Once we had an initial draft of the book, we circulated it to key stakeholders such as curriculum directors, heads of study/ department chairs, divisional directors, student affairs officers, admissions staff, public affairs, and faculty with particular interests and academic expertise in issues of equity and inclusion. We also shared drafts with student government representatives and other student leaders with a demonstrated commitment to social justice and inclusion issues. As expected, not all members of the community had time to give us extensive feedback, but this process helped us to identify some important oversights, and make sure that our work’s impact aligned with our intent.

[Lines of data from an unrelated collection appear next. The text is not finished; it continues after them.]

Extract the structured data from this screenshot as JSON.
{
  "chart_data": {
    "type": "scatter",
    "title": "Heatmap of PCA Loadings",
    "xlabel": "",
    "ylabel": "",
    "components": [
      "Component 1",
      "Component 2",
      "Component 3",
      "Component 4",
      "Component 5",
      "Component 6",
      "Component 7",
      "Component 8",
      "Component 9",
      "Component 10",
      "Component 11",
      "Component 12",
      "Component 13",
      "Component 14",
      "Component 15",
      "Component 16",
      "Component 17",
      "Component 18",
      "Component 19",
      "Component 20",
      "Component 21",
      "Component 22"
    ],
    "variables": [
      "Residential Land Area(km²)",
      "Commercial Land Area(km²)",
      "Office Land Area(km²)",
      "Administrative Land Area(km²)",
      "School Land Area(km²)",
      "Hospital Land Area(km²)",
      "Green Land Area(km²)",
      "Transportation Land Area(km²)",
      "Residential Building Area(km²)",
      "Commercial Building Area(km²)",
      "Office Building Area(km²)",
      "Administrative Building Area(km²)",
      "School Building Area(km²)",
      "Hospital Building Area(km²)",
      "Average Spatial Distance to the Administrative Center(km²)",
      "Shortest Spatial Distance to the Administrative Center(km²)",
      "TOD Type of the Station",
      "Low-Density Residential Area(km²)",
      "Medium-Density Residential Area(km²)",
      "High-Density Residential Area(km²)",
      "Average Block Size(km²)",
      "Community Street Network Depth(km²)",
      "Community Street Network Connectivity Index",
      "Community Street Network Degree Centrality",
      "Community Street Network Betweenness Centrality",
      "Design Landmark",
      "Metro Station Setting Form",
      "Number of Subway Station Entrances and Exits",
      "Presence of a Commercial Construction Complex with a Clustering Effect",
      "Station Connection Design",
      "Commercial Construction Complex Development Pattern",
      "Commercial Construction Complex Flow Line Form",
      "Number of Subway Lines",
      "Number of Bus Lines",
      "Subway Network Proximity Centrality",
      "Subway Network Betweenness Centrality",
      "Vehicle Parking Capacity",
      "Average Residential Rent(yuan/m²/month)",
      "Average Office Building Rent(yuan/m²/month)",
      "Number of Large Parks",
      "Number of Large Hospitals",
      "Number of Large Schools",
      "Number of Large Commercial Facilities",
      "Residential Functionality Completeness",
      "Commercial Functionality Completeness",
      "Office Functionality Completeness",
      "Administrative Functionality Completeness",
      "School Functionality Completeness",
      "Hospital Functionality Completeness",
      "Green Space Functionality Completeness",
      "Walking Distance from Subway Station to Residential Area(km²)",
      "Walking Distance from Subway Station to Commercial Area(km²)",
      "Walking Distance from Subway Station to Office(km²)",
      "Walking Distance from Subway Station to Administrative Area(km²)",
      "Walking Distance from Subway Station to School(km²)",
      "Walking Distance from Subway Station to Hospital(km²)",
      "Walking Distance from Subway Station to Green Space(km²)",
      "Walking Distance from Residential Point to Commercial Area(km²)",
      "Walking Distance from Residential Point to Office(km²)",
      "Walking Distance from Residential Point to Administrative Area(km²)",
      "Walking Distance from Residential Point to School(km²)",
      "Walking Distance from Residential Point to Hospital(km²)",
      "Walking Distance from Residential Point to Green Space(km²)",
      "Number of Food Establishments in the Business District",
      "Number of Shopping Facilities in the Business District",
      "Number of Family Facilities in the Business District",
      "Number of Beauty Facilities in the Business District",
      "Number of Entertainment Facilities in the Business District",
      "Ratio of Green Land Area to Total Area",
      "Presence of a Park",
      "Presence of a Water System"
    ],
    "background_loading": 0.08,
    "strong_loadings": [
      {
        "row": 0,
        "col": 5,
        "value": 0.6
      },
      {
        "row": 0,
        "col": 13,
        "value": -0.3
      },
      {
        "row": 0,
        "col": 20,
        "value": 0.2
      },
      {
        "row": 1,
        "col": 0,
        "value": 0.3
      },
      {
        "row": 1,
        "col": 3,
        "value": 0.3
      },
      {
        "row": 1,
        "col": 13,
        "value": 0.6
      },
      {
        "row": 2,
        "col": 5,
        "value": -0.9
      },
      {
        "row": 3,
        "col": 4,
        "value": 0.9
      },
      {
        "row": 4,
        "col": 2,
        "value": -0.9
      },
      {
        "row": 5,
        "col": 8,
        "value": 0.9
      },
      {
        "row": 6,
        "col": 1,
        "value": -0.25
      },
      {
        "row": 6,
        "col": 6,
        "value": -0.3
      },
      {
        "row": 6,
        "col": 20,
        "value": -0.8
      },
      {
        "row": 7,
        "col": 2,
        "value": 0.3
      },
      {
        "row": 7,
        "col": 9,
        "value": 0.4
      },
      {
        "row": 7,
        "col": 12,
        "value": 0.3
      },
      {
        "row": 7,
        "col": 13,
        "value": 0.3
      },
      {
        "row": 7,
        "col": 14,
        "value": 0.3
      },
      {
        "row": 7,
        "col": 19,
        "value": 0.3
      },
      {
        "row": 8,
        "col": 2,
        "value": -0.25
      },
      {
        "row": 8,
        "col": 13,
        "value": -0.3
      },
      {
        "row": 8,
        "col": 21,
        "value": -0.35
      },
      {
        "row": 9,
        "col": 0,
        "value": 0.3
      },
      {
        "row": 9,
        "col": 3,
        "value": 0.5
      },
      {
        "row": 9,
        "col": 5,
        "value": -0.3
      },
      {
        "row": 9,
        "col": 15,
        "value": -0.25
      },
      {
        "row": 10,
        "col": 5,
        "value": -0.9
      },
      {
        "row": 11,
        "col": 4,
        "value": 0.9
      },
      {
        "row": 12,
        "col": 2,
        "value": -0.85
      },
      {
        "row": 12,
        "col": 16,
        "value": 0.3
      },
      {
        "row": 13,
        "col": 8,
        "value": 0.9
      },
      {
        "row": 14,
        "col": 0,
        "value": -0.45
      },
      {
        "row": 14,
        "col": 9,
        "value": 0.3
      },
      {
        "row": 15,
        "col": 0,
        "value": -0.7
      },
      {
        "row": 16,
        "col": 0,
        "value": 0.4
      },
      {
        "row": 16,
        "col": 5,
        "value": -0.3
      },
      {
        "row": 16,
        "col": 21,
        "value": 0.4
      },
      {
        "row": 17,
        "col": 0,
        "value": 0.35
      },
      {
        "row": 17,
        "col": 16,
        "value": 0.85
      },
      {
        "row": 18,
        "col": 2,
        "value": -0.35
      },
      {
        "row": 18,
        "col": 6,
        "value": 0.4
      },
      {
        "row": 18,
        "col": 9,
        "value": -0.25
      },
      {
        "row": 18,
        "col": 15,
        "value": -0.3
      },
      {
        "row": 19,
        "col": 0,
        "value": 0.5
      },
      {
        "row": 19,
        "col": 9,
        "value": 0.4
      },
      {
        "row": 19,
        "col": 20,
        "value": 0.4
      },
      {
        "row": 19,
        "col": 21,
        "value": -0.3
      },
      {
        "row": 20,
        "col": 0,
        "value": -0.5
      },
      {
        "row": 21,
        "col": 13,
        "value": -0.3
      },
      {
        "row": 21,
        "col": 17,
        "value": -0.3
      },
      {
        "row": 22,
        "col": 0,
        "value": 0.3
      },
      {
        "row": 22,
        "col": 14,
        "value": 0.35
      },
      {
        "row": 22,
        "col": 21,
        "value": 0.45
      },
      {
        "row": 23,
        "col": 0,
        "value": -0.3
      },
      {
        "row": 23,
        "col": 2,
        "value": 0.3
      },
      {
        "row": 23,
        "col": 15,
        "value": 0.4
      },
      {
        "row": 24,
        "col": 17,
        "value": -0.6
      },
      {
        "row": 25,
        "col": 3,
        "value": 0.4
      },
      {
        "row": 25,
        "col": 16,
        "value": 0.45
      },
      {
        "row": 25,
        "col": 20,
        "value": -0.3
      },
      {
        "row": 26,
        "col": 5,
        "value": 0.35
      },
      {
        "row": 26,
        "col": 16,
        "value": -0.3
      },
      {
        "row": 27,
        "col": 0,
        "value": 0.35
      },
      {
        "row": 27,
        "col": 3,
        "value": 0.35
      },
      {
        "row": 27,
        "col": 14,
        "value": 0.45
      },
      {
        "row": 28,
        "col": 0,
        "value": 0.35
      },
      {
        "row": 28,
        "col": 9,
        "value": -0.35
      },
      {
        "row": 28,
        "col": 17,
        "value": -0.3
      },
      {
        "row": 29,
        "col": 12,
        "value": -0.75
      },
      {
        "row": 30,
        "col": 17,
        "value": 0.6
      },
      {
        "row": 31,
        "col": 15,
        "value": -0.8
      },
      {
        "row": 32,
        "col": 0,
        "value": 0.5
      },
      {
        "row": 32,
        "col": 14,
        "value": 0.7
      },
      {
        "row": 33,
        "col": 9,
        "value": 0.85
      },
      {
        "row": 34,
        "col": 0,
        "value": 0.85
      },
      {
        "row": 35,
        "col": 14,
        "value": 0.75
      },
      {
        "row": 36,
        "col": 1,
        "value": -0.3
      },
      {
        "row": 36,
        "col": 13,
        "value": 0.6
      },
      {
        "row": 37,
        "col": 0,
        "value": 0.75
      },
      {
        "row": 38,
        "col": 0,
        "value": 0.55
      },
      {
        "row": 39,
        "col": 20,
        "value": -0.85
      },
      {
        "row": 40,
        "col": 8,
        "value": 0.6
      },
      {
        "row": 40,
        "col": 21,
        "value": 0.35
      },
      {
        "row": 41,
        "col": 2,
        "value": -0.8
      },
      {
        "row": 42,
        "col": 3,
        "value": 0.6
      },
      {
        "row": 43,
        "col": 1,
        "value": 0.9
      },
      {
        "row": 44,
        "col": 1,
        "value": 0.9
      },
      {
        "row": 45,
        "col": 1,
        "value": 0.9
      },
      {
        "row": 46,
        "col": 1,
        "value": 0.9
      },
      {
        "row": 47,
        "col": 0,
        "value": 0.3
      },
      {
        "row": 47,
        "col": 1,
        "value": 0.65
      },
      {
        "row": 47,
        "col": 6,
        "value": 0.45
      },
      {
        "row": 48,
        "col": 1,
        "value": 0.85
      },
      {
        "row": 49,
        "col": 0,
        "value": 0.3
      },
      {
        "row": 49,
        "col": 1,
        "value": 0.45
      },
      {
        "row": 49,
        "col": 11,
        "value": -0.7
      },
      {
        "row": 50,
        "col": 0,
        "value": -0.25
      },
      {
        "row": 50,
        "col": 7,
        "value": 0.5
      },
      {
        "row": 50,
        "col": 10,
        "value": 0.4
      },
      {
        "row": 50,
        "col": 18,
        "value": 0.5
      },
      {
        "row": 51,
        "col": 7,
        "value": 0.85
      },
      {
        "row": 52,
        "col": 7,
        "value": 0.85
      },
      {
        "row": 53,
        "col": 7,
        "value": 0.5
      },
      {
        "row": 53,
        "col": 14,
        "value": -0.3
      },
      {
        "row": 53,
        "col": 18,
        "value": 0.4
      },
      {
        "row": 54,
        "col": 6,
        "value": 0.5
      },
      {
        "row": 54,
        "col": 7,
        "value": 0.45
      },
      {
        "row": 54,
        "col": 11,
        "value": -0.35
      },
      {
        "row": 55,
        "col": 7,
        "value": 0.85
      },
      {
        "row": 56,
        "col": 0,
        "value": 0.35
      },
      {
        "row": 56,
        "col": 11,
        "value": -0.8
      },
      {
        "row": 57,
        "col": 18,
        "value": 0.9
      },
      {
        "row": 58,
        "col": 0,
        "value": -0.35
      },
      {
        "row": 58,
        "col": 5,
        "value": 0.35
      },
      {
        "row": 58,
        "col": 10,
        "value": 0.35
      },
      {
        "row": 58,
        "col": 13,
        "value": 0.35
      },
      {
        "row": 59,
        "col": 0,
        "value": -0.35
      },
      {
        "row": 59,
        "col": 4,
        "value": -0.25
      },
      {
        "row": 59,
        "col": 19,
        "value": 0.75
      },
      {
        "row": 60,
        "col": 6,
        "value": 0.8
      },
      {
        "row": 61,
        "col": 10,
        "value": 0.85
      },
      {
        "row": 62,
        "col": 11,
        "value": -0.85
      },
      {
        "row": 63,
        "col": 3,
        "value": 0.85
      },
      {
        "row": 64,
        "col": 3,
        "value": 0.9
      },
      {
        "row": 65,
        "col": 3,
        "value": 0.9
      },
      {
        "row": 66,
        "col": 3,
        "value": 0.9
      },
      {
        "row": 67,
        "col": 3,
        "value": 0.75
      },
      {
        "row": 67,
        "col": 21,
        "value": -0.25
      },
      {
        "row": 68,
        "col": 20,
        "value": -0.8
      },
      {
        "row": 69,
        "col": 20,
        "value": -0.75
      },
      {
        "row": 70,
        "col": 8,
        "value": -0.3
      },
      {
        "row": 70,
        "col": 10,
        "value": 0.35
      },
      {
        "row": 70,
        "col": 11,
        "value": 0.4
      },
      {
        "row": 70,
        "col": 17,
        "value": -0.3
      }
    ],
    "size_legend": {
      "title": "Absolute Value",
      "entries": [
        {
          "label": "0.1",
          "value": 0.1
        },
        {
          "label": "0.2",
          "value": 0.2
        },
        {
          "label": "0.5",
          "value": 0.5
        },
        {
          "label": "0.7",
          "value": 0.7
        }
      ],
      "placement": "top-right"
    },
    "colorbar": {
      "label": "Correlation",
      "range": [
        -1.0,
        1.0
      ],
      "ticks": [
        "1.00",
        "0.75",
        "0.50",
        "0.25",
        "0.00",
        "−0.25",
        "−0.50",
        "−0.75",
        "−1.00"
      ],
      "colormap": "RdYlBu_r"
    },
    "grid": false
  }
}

  • Sharing findings early and often.

Just as we did not want the sourcebook to come as a surprise to our senior leadership, we also did not want it to come as a surprise to our faculty, which is its intended audience. One of the potentially challenging chapters includes data from a CTL-sponsored survey of students, and focuses on questions of student experiences with diversity in the Yale-NUS classroom. As such, a year before the book was released we shared the results of that research during a full faculty meeting and in more targeted workshops. Our hope was that this would help faculty be receptive rather than taken off-guard or feel threatened by some of our findings. More generally, we tried to get the word out to all faculty that we were working on this book, and that we welcomed input and contributions from anyone who was interested. Our goal is for the final document to feel like a community resource.

  • A Gentle, Non-Threatening Rollout

Many faculty have greeted the sourcebook with genuine enthusiasm and gratitude, especially new faculty who are only just starting to learn about our distinctive student body and their learning needs. We are also aware that some faculty are turned-off by the very term “Diversity and Inclusion” which for some has become synonymous with preachy administrators and compromised pedagogical autonomy. For this reason, it was very important for us to frame the book as a helpful non-intrusive resource rather than a prescriptive policy document. We also conceived of the book as a living resource, and have very publically in the document and in announcements about it solicited input, feedback, and ideas for how the book can be improved moving forward.

What We Hope to Accomplish: Intended Aims and Impact

 

We wrote this book to make sure as an institution Yale-NUS is getting the most out of its distinctive diversity. Diversity amplifies learning in a multitude of ways. As we write in the book, “diversity greatly enhances students’ intellectual capabilities (interpretation, communication, argumentation, problem- solving, synthesising multiple points-of-view) and their emotional intelligence (compassion, empathy, listening) in ways that prepare them to thrive personally and professionally. Student diversity also contributes to professional growth and satisfaction for faculty. Faculty learn new things about the world, about teaching, and about their own areas of expertise by seeing it through their students’ many and diverse lenses. Teaching students from diverse backgrounds and learning styles keeps the teaching experience fresh and invigorating and creates opportunities for faculty to develop new pedagogical approaches and avenues for research… But being inclusive in the classroom takes work, and not all faculty have a clear sense of where to start or where to expand their efforts. The sourcebook is designed to help. It is intended for new and veteran Yale-NUS faculty and international educators in similar institutions to understand students’ diversity and to consider strategies for harnessing that diversity most effectively in the classroom.”

Diversity is an unparalleled asset for learning, and we don't want to leave anything on the table. We hope this book will be a valuable resource for Yale-NUS faculty, and so too for faculty at other liberal arts institutions globally and perhaps especially in the Asian context.